— Варченко, я тебе не помешал?
Вот блин, чёрт глазастый, вроде только что шёл по соседнему ряду, а теперь уже оказался возле меня. Ему надо было родиться лет на пятьдесят пораньше, хороший из него, невзирая на неказистую внешность, разведчик получился бы в Великую Отечественную. Или партизан. Подкрадываться незаметно умеет, и указкой работает не хуже, чем самурай катаной.
— Учитывая, что у тебя «хвосты» по моему предмету, ты должен мне в рот глядеть, а не писать свои никому ненужные рассказики. Дай-ка сюда свою тетрадь.
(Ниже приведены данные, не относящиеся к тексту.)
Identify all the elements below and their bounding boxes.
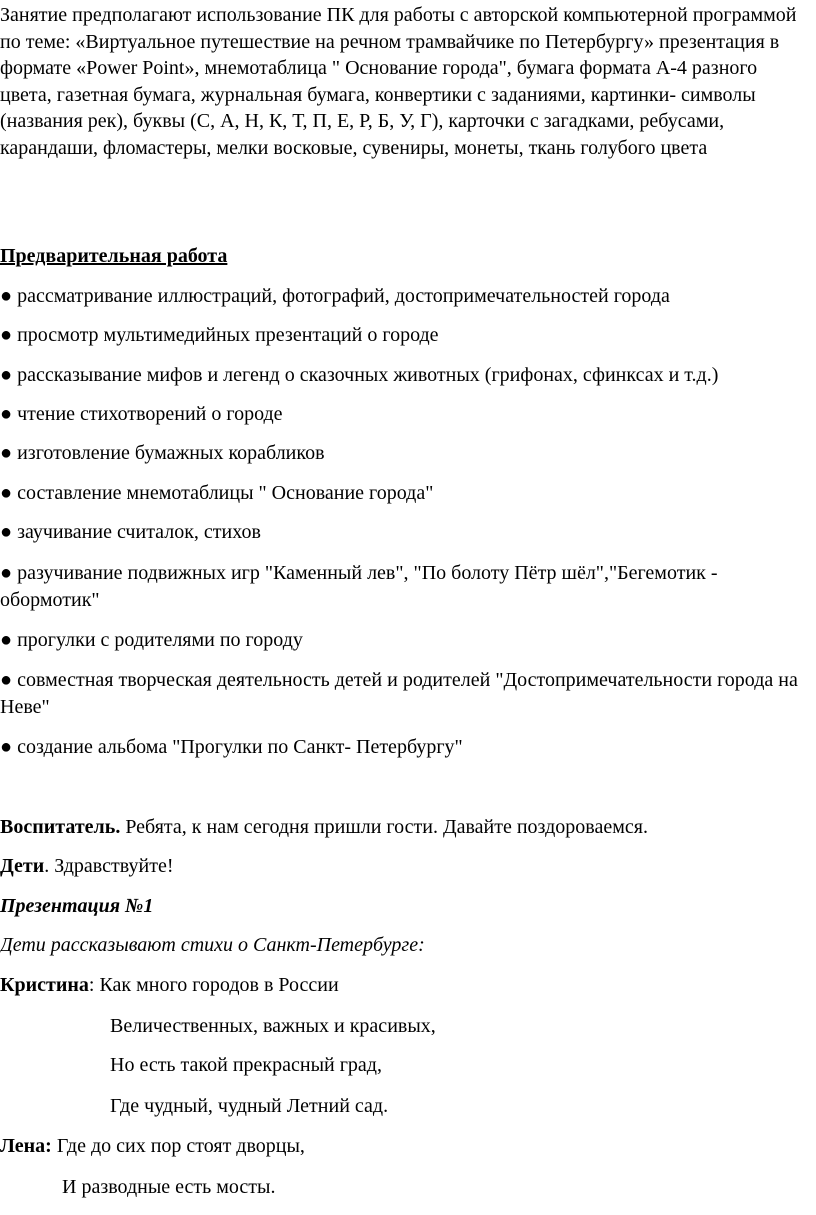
list-item (0, 322, 439, 349)
lena-line-1 (0, 1133, 305, 1160)
speaker-label-lena: Лена: (0, 1135, 52, 1157)
poem-line: И разводные есть мосты. (62, 1176, 276, 1198)
bullet-icon: ● (0, 285, 13, 307)
poem-line: Но есть такой прекрасный град, (110, 1054, 382, 1076)
list-item-text: разучивание подвижных игр "Каменный лев", "По болоту Пётр шёл","Бегемотик - обормотик" (0, 562, 718, 611)
bullet-icon: ● (0, 324, 13, 346)
bullet-icon: ● (0, 403, 13, 425)
teacher-text: Ребята, к нам сегодня пришли гости. Давайте поздороваемся. (120, 816, 648, 838)
poem-line: Где чудный, чудный Летний сад. (110, 1095, 389, 1117)
bullet-icon: ● (0, 482, 13, 504)
poems-intro: Дети рассказывают стихи о Санкт-Петербурге: (0, 934, 425, 956)
list-item-text: чтение стихотворений о городе (17, 403, 283, 425)
list-item (0, 283, 670, 310)
speaker-label-children: Дети (0, 855, 45, 877)
list-item-text: рассматривание иллюстраций, фотографий, достопримечательностей города (17, 285, 670, 307)
bullet-icon: ● (0, 442, 13, 464)
section-heading-preliminary-work: Предварительная работа (0, 245, 228, 267)
list-item (0, 480, 433, 507)
list-item (0, 440, 325, 467)
intro-paragraph: Занятие предполагают использование ПК для работы с авторской компьютерной программой по теме: «Виртуальное путешествие на речном трамвайчике по Петербургу» презентация в формате «Power Point», мнемотаблица " Основание города", бумага формата А-4 разного цвета, газетная бумага, журнальная бумага, конвертики с заданиями, картинки- символы (названия рек), буквы (С, А, Н, К, Т, П, Е, Р, Б, У, Г), карточки с загадками, ребусами, карандаши, фломастеры, мелки восковые, сувениры, монеты, ткань голубого цвета (0, 4, 797, 159)
list-item (0, 401, 283, 428)
poem-line: : Как много городов в России (88, 974, 339, 996)
children-text: . Здравствуйте! (44, 855, 174, 877)
list-item-text: изготовление бумажных корабликов (17, 442, 325, 464)
poem-line: Величественных, важных и красивых, (110, 1015, 436, 1037)
list-item (0, 519, 261, 546)
speaker-label-teacher: Воспитатель. (0, 816, 121, 838)
children-line (0, 853, 174, 880)
list-item-text: заучивание считалок, стихов (17, 521, 261, 543)
list-item-text: рассказывание мифов и легенд о сказочных животных (грифонах, сфинксах и т.д.) (17, 364, 719, 386)
speaker-label-kristina: Кристина (0, 974, 89, 996)
bullet-icon: ● (0, 629, 13, 651)
bullet-icon: ● (0, 521, 13, 543)
list-item-text: создание альбома "Прогулки по Санкт- Петербургу" (17, 736, 463, 758)
bullet-icon: ● (0, 669, 13, 691)
bullet-icon: ● (0, 364, 13, 386)
list-item-text: составление мнемотаблицы " Основание города" (17, 482, 434, 504)
list-item (0, 667, 810, 720)
list-item-text: просмотр мультимедийных презентаций о городе (17, 324, 439, 346)
list-item-text: прогулки с родителями по городу (17, 629, 303, 651)
bullet-icon: ● (0, 562, 13, 584)
kristina-line-1 (0, 972, 339, 999)
list-item (0, 362, 718, 389)
list-item (0, 627, 303, 654)
list-item (0, 560, 810, 613)
list-item-text: совместная творческая деятельность детей и родителей "Достопримечательности города на Неве" (0, 669, 798, 718)
poem-line: Где до сих пор стоят дворцы, (51, 1135, 305, 1157)
list-item (0, 734, 463, 761)
presentation-label: Презентация №1 (0, 895, 154, 917)
bullet-icon: ● (0, 736, 13, 758)
teacher-line (0, 814, 648, 841)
Он протянул в направлении тетради узкую ладошку, однако я понимал, что, отдав Коромысло свои записи, скорее всего, никогда их уже не увижу. А в тетрадке содержались весьма важные пометки к моей книге, в том числе только что пришедшие в голову.
— Извините, Владлен Эдуардович, не могу, она для меня очень важна, — виновато вздохнув, сказал я, отодвигая тетрадь подальше от его загребущей ручонки.
— Что значит не можешь? — прошипел он. — Немедленно. Дай. Сюда. Тетрадь!
— Не отдам, — глядя в его маленькие, злые глазки, заявил я под воцарившуюся в классе тишину.
— Ах так!
Я сумел всё-таки перехватить указку, прежде чем она опустилась на моё плечо. Взбешенный Коромысло попытался её вырвать, но я держал крепко. В итоге всё же отпустил, когда внутренним чутьём понял, что он не рискнёт меня ударить.
— Вон! Вон из класса! — взвизгнул он, показывая указкой в сторону двери.
Я неторопясь засунул учебник и тетрадки в сумку, забросил е ё на плечо и так же неторопливо покинул кабинет. В душе моей бушевали эмоции, причём достаточно противоречивые. С одной стороны, я понимал, что Коромысло по-своему прав, застукав меня занимающимся на своём уроке посторонней деятельностью. А с другой — с какого перепуга этот сморчок на меня повышает голос и вообще собирается отходить указкой?
Как я и подозревал, «общественник» это дело так просто не оставил. На следующем уроке дверь кабинета распахнулась и показавшийся в проёме Николай Степанович, извинившись перед преподавателем геометрии, попросил выйти меня из класса. Мучимый нехорошими предчувствиями, я понуро поплёлся за ним в «директорскую».
— Ты что же это, Варченко, довёл преподавателя «Обществоведения» до такого состояния, что коллегам пришлось на перемене его валерьянкой отпаивать?
— Да недоразумение вышло, Николай Степанович, — скорчил я жалобную мину.
После чего за пару минут уложился с рассказом о происшествии на уроке «Обществоведения», умудрившись как бы и правду рассказать, и в то же время хоть немного себя оправдать.
— И это ты называешь недоразумением? — вопросил Бузов, когда я закончил. — Жаль, что я не твой отец, всыпать бы тебе ремня! А вот Владлен Эдуардович требует, чтобы не только вопрос о твоём соответствии высокому званию комсомольца был поставлен на внеочередном собрании комсомольского актива, но и будет ходатайствовать о твоём исключении из числа обучающихся.